Interviewed by Rachel O’Brien – Morano

‘When we do find evidence of the paranormal, people also tend to feel a sense of relief. People think, “Well, at least now I know I’m not crazy.”’

Ronkonkoma

“A lot of times when we do paranormal house investigations, you have a family who’s really scared, and they have nobody to turn to. If you suspect paranormal activity, you can’t call the cops or the fire department, you know? They contact us, and we come in and do our thing, and they’re thankful for it.

“Long Island Paranormal Investigators started when the co-founder and I decided to look up all the different urban legends on Long Island, like Sweet Hollow Road and Kings Park Psychiatric Center. Then we found out that they sell equipment that goes along with some of the paranormal theories. The whole goal was to go out and see if people were really experiencing things at these locations, or is it just all a hoax?

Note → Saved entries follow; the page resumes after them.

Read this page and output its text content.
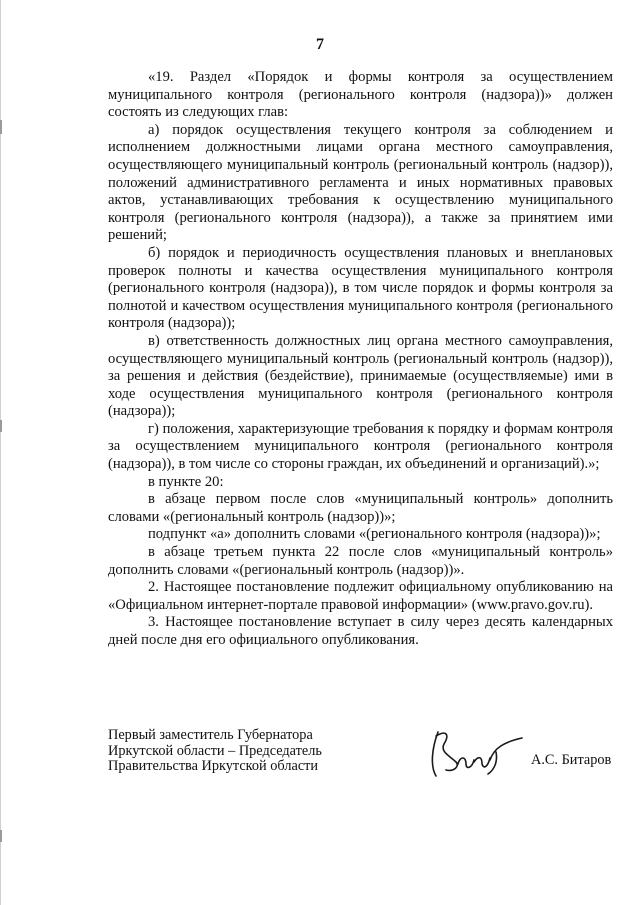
7

«19. Раздел «Порядок и формы контроля за осуществлением муниципального контроля (регионального контроля (надзора))» должен состоять из следующих глав:

а) порядок осуществления текущего контроля за соблюдением и исполнением должностными лицами органа местного самоуправления, осуществляющего муниципальный контроль (региональный контроль (надзор)), положений административного регламента и иных нормативных правовых актов, устанавливающих требования к осуществлению муниципального контроля (регионального контроля (надзора)), а также за принятием ими решений;

б) порядок и периодичность осуществления плановых и внеплановых проверок полноты и качества осуществления муниципального контроля (регионального контроля (надзора)), в том числе порядок и формы контроля за полнотой и качеством осуществления муниципального контроля (регионального контроля (надзора));

в) ответственность должностных лиц органа местного самоуправления, осуществляющего муниципальный контроль (региональный контроль (надзор)), за решения и действия (бездействие), принимаемые (осуществляемые) ими в ходе осуществления муниципального контроля (регионального контроля (надзора));

г) положения, характеризующие требования к порядку и формам контроля за осуществлением муниципального контроля (регионального контроля (надзора)), в том числе со стороны граждан, их объединений и организаций).»;

в пункте 20:

в абзаце первом после слов «муниципальный контроль» дополнить словами «(региональный контроль (надзор))»;

подпункт «а» дополнить словами «(регионального контроля (надзора))»;

в абзаце третьем пункта 22 после слов «муниципальный контроль» дополнить словами «(региональный контроль (надзор))».

2. Настоящее постановление подлежит официальному опубликованию на «Официальном интернет-портале правовой информации» (www.pravo.gov.ru).

3. Настоящее постановление вступает в силу через десять календарных дней после дня его официального опубликования.

Первый заместитель Губернатора
Иркутской области – Председатель
Правительства Иркутской области	А.С. Битаров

“My favorite house investigation turned out not to be paranormal, which is crazy because people are like, ‘Why is that your favorite case? You’re a paranormal investigator.’ There was this kid who was having nightmares and screaming every night. We came and we investigated with an electromagnetic-field sweep of the whole house.

“While we were investigating, the needle started spinning by the kid’s bed. When we looked underneath his bed, there was a Star Wars light saber, a toy that was just shooting off high electromagnetic waves between 100-199. The normal levels are below two. High levels of EMF can cause hallucinations, fatigue, depression and feelings of being watched. And this kid was being affected by it.

“We removed the toy and told the family we’ll come back in two weeks. Sure enough, we came back two weeks later; he had been able to sleep in his bed ever since.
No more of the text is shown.